Clearly, the coronavirus has placed restrictions on students at SCA, but with his roommates Rice and Nimrod, Manske had his winning cast right on the living room couch.
“So people come to this film festival, play in these movies with their parents or in their house, because it’s COVID,” Nimrod said. “Yet we’re in an apartment in LA with two actors who are literally dying to act and work, and so it became something that we were throwing 20 hours a week because we don’t do anything, in these movies. trying to make them as good as possible. And then when we presented them to the class, I mean, they got good answers. “
From a few views to today in the hundreds, 4085 has been able to get the training wheels off the ground and move exponentially towards building the corporate foundation of their business. Whether it’s delegating more defined roles within the management team, hiring more students, film festivals and grant applications, 4085 Productions is ready to assert itself. like the next big thing in Hollywood.
“It doesn’t matter if you’ve experienced a movie before,” Manske said. “If you’re just interested in being on set and watching what happens, if you want to be a writer and you’ve never written a screenplay before, that’s what we’re trying to do with this expansion.”
Their upcoming short, “Ouch,” which will be released October 8 on 4085’s YouTube channel, is a story that touches on concepts such as addiction, mental health, and other strongly stigmatized issues not only in the LA community. but also in communities all over the world.
All proceeds from fundraising related to this project will go to To Write Love On Her Arms, a nonprofit organization that aims to provide hope and resources to those struggling with depression, addiction, l self-harm and suicide.
4085’s role doesn’t end there – despite little to no funding – for every view “Ouch” gets in the first 24 hours, 4085 will match that to $ 1 and donate it entirely to TWLOHA.
So what’s next for 4085 Productions?
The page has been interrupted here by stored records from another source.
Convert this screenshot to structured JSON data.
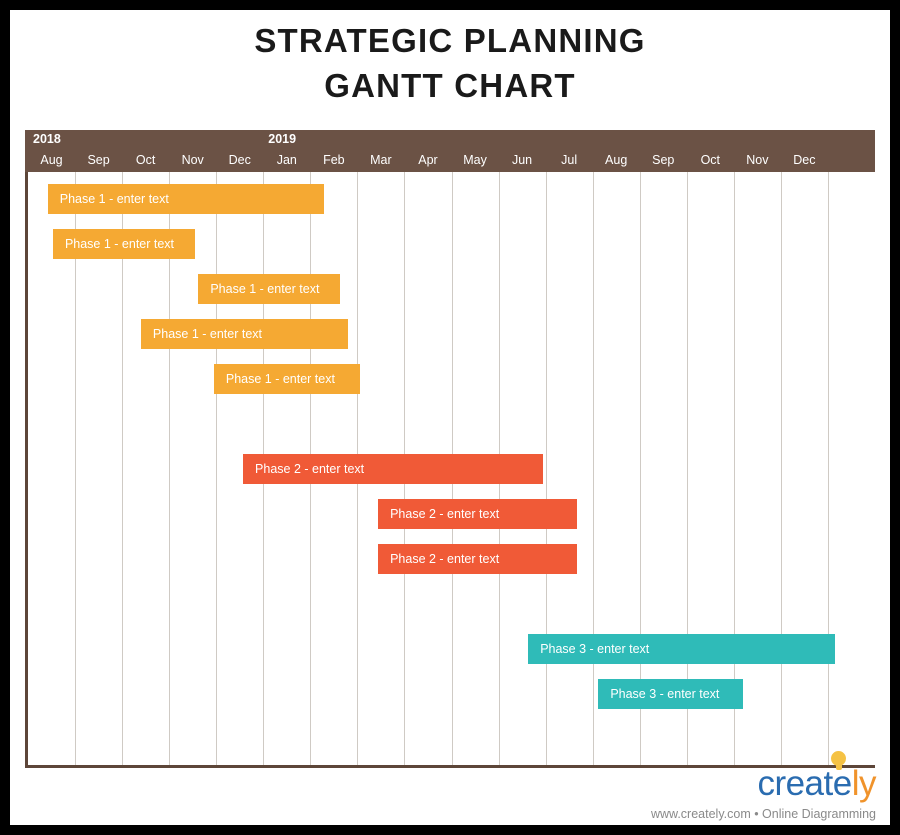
{
  "title": {
    "line1": "STRATEGIC PLANNING",
    "line2": "GANTT CHART"
  },
  "colors": {
    "header_band": "#6b5245",
    "frame": "#5d4639",
    "gridline": "#cfcac4",
    "phase1": "#f5a933",
    "phase2": "#f05a37",
    "phase3": "#2fbbb8",
    "logo_blue": "#2a6cb0",
    "logo_orange": "#f0932b",
    "background": "#ffffff",
    "page_border": "#000000"
  },
  "timeline": {
    "years": [
      {
        "label": "2018",
        "start_month_index": 0
      },
      {
        "label": "2019",
        "start_month_index": 5
      }
    ],
    "months": [
      "Aug",
      "Sep",
      "Oct",
      "Nov",
      "Dec",
      "Jan",
      "Feb",
      "Mar",
      "Apr",
      "May",
      "Jun",
      "Jul",
      "Aug",
      "Sep",
      "Oct",
      "Nov",
      "Dec"
    ],
    "column_count": 18
  },
  "footer": {
    "logo_part1": "creat",
    "logo_part2": "e",
    "logo_part3": "ly",
    "bulb_icon": "lightbulb-icon",
    "tagline": "www.creately.com • Online Diagramming"
  },
  "chart_data": {
    "type": "bar",
    "title": "STRATEGIC PLANNING GANTT CHART",
    "xlabel": "",
    "ylabel": "",
    "orientation": "horizontal",
    "categories": [
      "Aug 2018",
      "Sep 2018",
      "Oct 2018",
      "Nov 2018",
      "Dec 2018",
      "Jan 2019",
      "Feb 2019",
      "Mar 2019",
      "Apr 2019",
      "May 2019",
      "Jun 2019",
      "Jul 2019",
      "Aug 2019",
      "Sep 2019",
      "Oct 2019",
      "Nov 2019",
      "Dec 2019"
    ],
    "grid": true,
    "legend": "none",
    "tasks": [
      {
        "label": "Phase 1 - enter text",
        "phase": "Phase 1",
        "color": "#f5a933",
        "start_month": "Aug 2018",
        "end_month": "Jan 2019",
        "start_col": 0.42,
        "span_cols": 5.87,
        "row": 0
      },
      {
        "label": "Phase 1 - enter text",
        "phase": "Phase 1",
        "color": "#f5a933",
        "start_month": "Sep 2018",
        "end_month": "Nov 2018",
        "start_col": 0.53,
        "span_cols": 3.02,
        "row": 1
      },
      {
        "label": "Phase 1 - enter text",
        "phase": "Phase 1",
        "color": "#f5a933",
        "start_month": "Nov 2018",
        "end_month": "Jan 2019",
        "start_col": 3.62,
        "span_cols": 3.02,
        "row": 2
      },
      {
        "label": "Phase 1 - enter text",
        "phase": "Phase 1",
        "color": "#f5a933",
        "start_month": "Oct 2018",
        "end_month": "Feb 2019",
        "start_col": 2.4,
        "span_cols": 4.4,
        "row": 3
      },
      {
        "label": "Phase 1 - enter text",
        "phase": "Phase 1",
        "color": "#f5a933",
        "start_month": "Nov 2018",
        "end_month": "Feb 2019",
        "start_col": 3.95,
        "span_cols": 3.1,
        "row": 4
      },
      {
        "label": "Phase 2 - enter text",
        "phase": "Phase 2",
        "color": "#f05a37",
        "start_month": "Dec 2018",
        "end_month": "Jun 2019",
        "start_col": 4.57,
        "span_cols": 6.38,
        "row": 6
      },
      {
        "label": "Phase 2 - enter text",
        "phase": "Phase 2",
        "color": "#f05a37",
        "start_month": "Feb 2019",
        "end_month": "Jul 2019",
        "start_col": 7.44,
        "span_cols": 4.23,
        "row": 7
      },
      {
        "label": "Phase 2 - enter text",
        "phase": "Phase 2",
        "color": "#f05a37",
        "start_month": "Feb 2019",
        "end_month": "Jul 2019",
        "start_col": 7.44,
        "span_cols": 4.23,
        "row": 8
      },
      {
        "label": "Phase 3 - enter text",
        "phase": "Phase 3",
        "color": "#2fbbb8",
        "start_month": "Jun 2019",
        "end_month": "Nov 2019",
        "start_col": 10.63,
        "span_cols": 6.52,
        "row": 10
      },
      {
        "label": "Phase 3 - enter text",
        "phase": "Phase 3",
        "color": "#2fbbb8",
        "start_month": "Jul 2019",
        "end_month": "Sep 2019",
        "start_col": 12.12,
        "span_cols": 3.08,
        "row": 11
      }
    ]
  }
}
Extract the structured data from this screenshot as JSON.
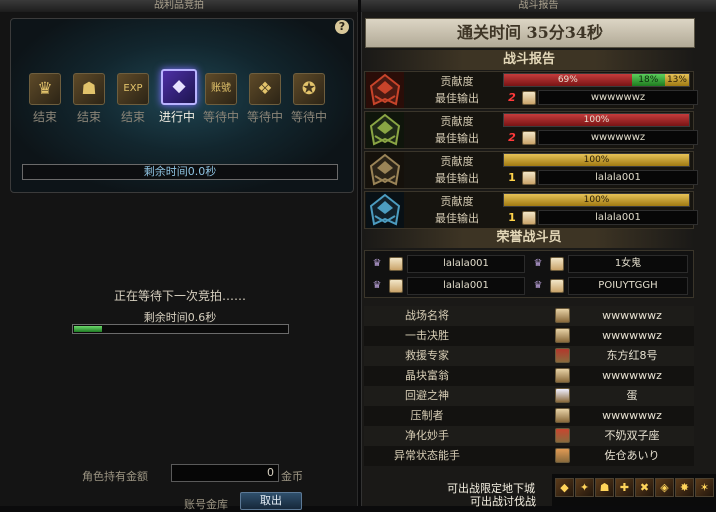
{
  "left": {
    "title": "战利品竞拍",
    "help": "?",
    "lots": [
      {
        "label": "结束",
        "icon": "treasure-chest-icon",
        "glyph": "♛",
        "state": "done"
      },
      {
        "label": "结束",
        "icon": "gold-armor-icon",
        "glyph": "☗",
        "state": "done"
      },
      {
        "label": "结束",
        "icon": "exp-scroll-icon",
        "glyph": "EXP",
        "state": "done"
      },
      {
        "label": "进行中",
        "icon": "purple-crystal-icon",
        "glyph": "◆",
        "state": "active"
      },
      {
        "label": "等待中",
        "icon": "account-chest-icon",
        "glyph": "账號",
        "state": "waiting"
      },
      {
        "label": "等待中",
        "icon": "gold-reward-icon",
        "glyph": "❖",
        "state": "waiting"
      },
      {
        "label": "等待中",
        "icon": "gold-coin-bag-icon",
        "glyph": "✪",
        "state": "waiting"
      }
    ],
    "remaining_time": "剩余时间0.0秒",
    "waiting_text": "正在等待下一次竞拍……",
    "waiting_remaining": "剩余时间0.6秒",
    "progress_fraction": 0.13,
    "gold_label": "角色持有金额",
    "gold_value": "0",
    "gold_unit": "金币",
    "account_label": "账号金库",
    "bid_button": "取出"
  },
  "right": {
    "title": "战斗报告",
    "clear_time": "通关时间   35分34秒",
    "report_header": "战斗报告",
    "contrib_label": "贡献度",
    "best_label": "最佳输出",
    "rows": [
      {
        "avatar": "red-fire-helmet-avatar",
        "colors": [
          "#4a1a12",
          "#c8442a",
          "#2a0d08"
        ],
        "segments": [
          {
            "value": 69,
            "text": "69%",
            "color": "red"
          },
          {
            "value": 18,
            "text": "18%",
            "color": "green"
          },
          {
            "value": 13,
            "text": "13%",
            "color": "gold"
          }
        ],
        "rank": "2",
        "best_player": "wwwwwwz"
      },
      {
        "avatar": "green-dragon-helmet-avatar",
        "colors": [
          "#1f2a17",
          "#8aa544",
          "#0f150b"
        ],
        "segments": [
          {
            "value": 100,
            "text": "100%",
            "color": "red"
          }
        ],
        "rank": "2",
        "best_player": "wwwwwwz"
      },
      {
        "avatar": "bronze-knight-helmet-avatar",
        "colors": [
          "#2b2418",
          "#9a8457",
          "#15110b"
        ],
        "segments": [
          {
            "value": 100,
            "text": "100%",
            "color": "gold"
          }
        ],
        "rank": "1",
        "best_player": "lalala001"
      },
      {
        "avatar": "blue-crystal-helmet-avatar",
        "colors": [
          "#11202a",
          "#4c9cc0",
          "#081015"
        ],
        "segments": [
          {
            "value": 100,
            "text": "100%",
            "color": "gold"
          }
        ],
        "rank": "1",
        "best_player": "lalala001"
      }
    ],
    "honor_header": "荣誉战斗员",
    "honor": [
      {
        "name": "lalala001"
      },
      {
        "name": "1女鬼"
      },
      {
        "name": "lalala001"
      },
      {
        "name": "POIUYTGGH"
      }
    ],
    "titles": [
      {
        "title": "战场名将",
        "player": "wwwwwwz",
        "face": "#e7d2a6"
      },
      {
        "title": "一击决胜",
        "player": "wwwwwwz",
        "face": "#e7d2a6"
      },
      {
        "title": "救援专家",
        "player": "东方红8号",
        "face": "#b3372c"
      },
      {
        "title": "晶块富翁",
        "player": "wwwwwwz",
        "face": "#e7d2a6"
      },
      {
        "title": "回避之神",
        "player": "蛋",
        "face": "#f0f0ff"
      },
      {
        "title": "压制者",
        "player": "wwwwwwz",
        "face": "#e7d2a6"
      },
      {
        "title": "净化妙手",
        "player": "不奶双子座",
        "face": "#c9462f"
      },
      {
        "title": "异常状态能手",
        "player": "佐仓あいり",
        "face": "#e09a54"
      }
    ]
  },
  "notices": [
    "可出战限定地下城",
    "可出战讨伐战"
  ],
  "hotbar": [
    "◆",
    "✦",
    "☗",
    "✚",
    "✖",
    "◈",
    "✸",
    "✶"
  ]
}
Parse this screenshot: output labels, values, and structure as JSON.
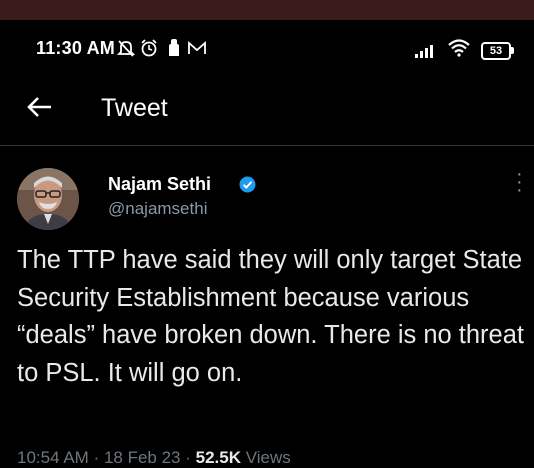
{
  "status": {
    "time": "11:30 AM",
    "notification_icons": [
      "silent-icon",
      "alarm-icon",
      "hand-icon",
      "mail-icon"
    ],
    "battery": "53"
  },
  "header": {
    "back_icon": "arrow-left-icon",
    "title": "Tweet"
  },
  "tweet": {
    "author_name": "Najam Sethi",
    "handle": "@najamsethi",
    "verified": true,
    "text": "The TTP have said they will only target State Security Establishment because various “deals” have broken down. There is no threat to PSL. It will go on.",
    "time": "10:54 AM",
    "date": "18 Feb 23",
    "views_count": "52.5K",
    "views_label": "Views"
  },
  "colors": {
    "background": "#000000",
    "text": "#e7e9ea",
    "secondary": "#8b98a5",
    "verified": "#1d9bf0",
    "top_band": "#3a1a1a"
  }
}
Manske, Nimrod, Rice and Jenkins have the next seasons booked and in pre-production. Ideally, they would like to bring 4085 to the bigger stage and mirror successful production companies such as A24 while developing their own niche or lack thereof.
“I think what’s really cool about being a new production company is that we’re not tied to any image… our first movie was an action movie, our second explored gender identity. , then our third was doing human relations, ”Rice said. “These things don’t have that underlying ‘We make this type of movie’ and that’s what we love – that we tell these meaningful stories in any way we do, but the thing that ties them together, it’s that these are meaningful stories that we think just need to be told.
The company aims to bring to light the stories of people who don’t feel able to work in the film industry, according to Manske. For these inexperienced people, 4085 Productions attempts to make a process as “huge” and “intimidating” as cinema inviting and meaningful.
Considering that this company is founded on friendship and an innate passion for filmmaking, it’s clear that 4085 Productions has over 4,085 days of diverse and creative storytelling in store for the future.
“This is a pivotal moment for 4085, and if this is the first time you’ve heard from us, it’s wonderful. We want you, ”Nimrod said.